631 Background: In patients with colorectal cancer (CRC) the local and systemic inflammatory responses (LIR and SIR) are important determinants of disease progression. The present study examines the association of transcription factor RelB, a key member of the non-canonical NF-κB pathway and its association with LIR and SIR in patients undergoing resection of CRC. Methods: Patients with stage I-III CRC who underwent curative resection in a single institution and were in a previously constructed tissue microarray were studied. IHC was utilised to examine cytoplasmic and nuclear RelB expression.
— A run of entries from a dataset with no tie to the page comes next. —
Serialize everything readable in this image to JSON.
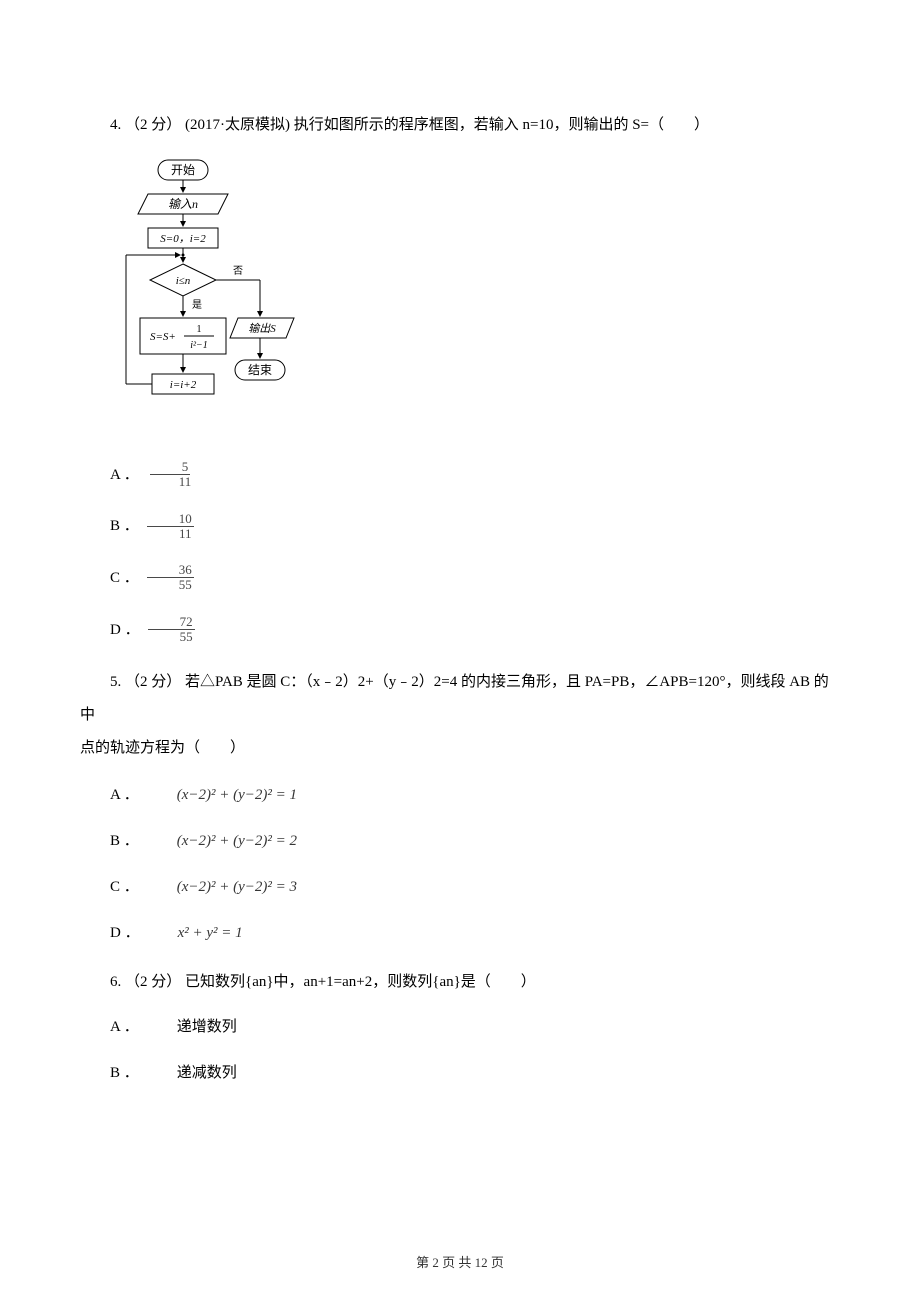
{
  "q4": {
    "stem": "4. （2 分） (2017·太原模拟) 执行如图所示的程序框图，若输入 n=10，则输出的 S=（　　）",
    "flowchart": {
      "start": "开始",
      "input": "输入n",
      "init": "S=0，i=2",
      "cond": "i≤n",
      "cond_no": "否",
      "cond_yes": "是",
      "calc_prefix": "S=S+",
      "calc_num": "1",
      "calc_den": "i²−1",
      "inc": "i=i+2",
      "output": "输出S",
      "end": "结束"
    },
    "optA": {
      "label": "A ．",
      "num": "5",
      "den": "11"
    },
    "optB": {
      "label": "B ．",
      "num": "10",
      "den": "11"
    },
    "optC": {
      "label": "C ．",
      "num": "36",
      "den": "55"
    },
    "optD": {
      "label": "D ．",
      "num": "72",
      "den": "55"
    }
  },
  "q5": {
    "stem_part1": "5. （2 分） 若△PAB 是圆 C：（x﹣2）2+（y﹣2）2=4 的内接三角形，且 PA=PB，∠APB=120°，则线段 AB 的中",
    "stem_part2": "点的轨迹方程为（　　）",
    "optA": {
      "label": "A ．",
      "eq": "(x−2)² + (y−2)² = 1"
    },
    "optB": {
      "label": "B ．",
      "eq": "(x−2)² + (y−2)² = 2"
    },
    "optC": {
      "label": "C ．",
      "eq": "(x−2)² + (y−2)² = 3"
    },
    "optD": {
      "label": "D ．",
      "eq": "x² + y² = 1"
    }
  },
  "q6": {
    "stem": "6. （2 分） 已知数列{an}中，an+1=an+2，则数列{an}是（　　）",
    "optA": {
      "label": "A ．",
      "text": "递增数列"
    },
    "optB": {
      "label": "B ．",
      "text": "递减数列"
    }
  },
  "footer": "第 2 页 共 12 页"
}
The relationship between RelB, clinicopathological characteristics, LIR (Klintrup-Mäkinen (KM) grade, CD3+ and CD8+T-cell density), SIR and cancer-specific survival (CSS) was examined. Results: 208 patients were included in the analysis. Cytoplasmic RelB (cyto-RelB) was associated with nuclear RelB ( p=0.006). High expression of cyto-RelB was associated with MMR competence ( p=0.010) but not with TNM stage ( p=0.468), venous invasion ( p=0.973), tumour budding ( p=0.068), tumour necrosis ( p=0.786), tumour cell proliferation ( p=0.907), BRAF V600E mutation ( p=0.585) or administration of adjuvant chemotherapy ( p=0.853). High cyto-RelB was inversely associated with mGPS (mGPS >1: low cyto-RelB – 19% vs. high cyto-RelB – 8%, p=0.017). Also, cyto-RelB was inversely associated with tumour inflammatory cell infiltrate at the margin, Klintrup-Mäkinen grade ( p=0.059), (CD3+ p=0.010, CD8+ p=0.007) and in the tumour (CD3+ p=0.002) and a trend with tumour stroma percentage ( p=0.079). High expression of cyto-RelB was not significantly associated with CSS ( p=0.052). Conclusions: In patients undergoing CRC resection, high expression of cyto-RelB was associated with an adverse host local inflammatory response. Up-regulation of the non-canonical NF- κB pathway may be an important mechanism whereby the tumour deregulates local inflammatory responses and evades host immunosurveillance. Further investigation of inflammation based signal transduction pathways in patients with colorectal cancer is warranted.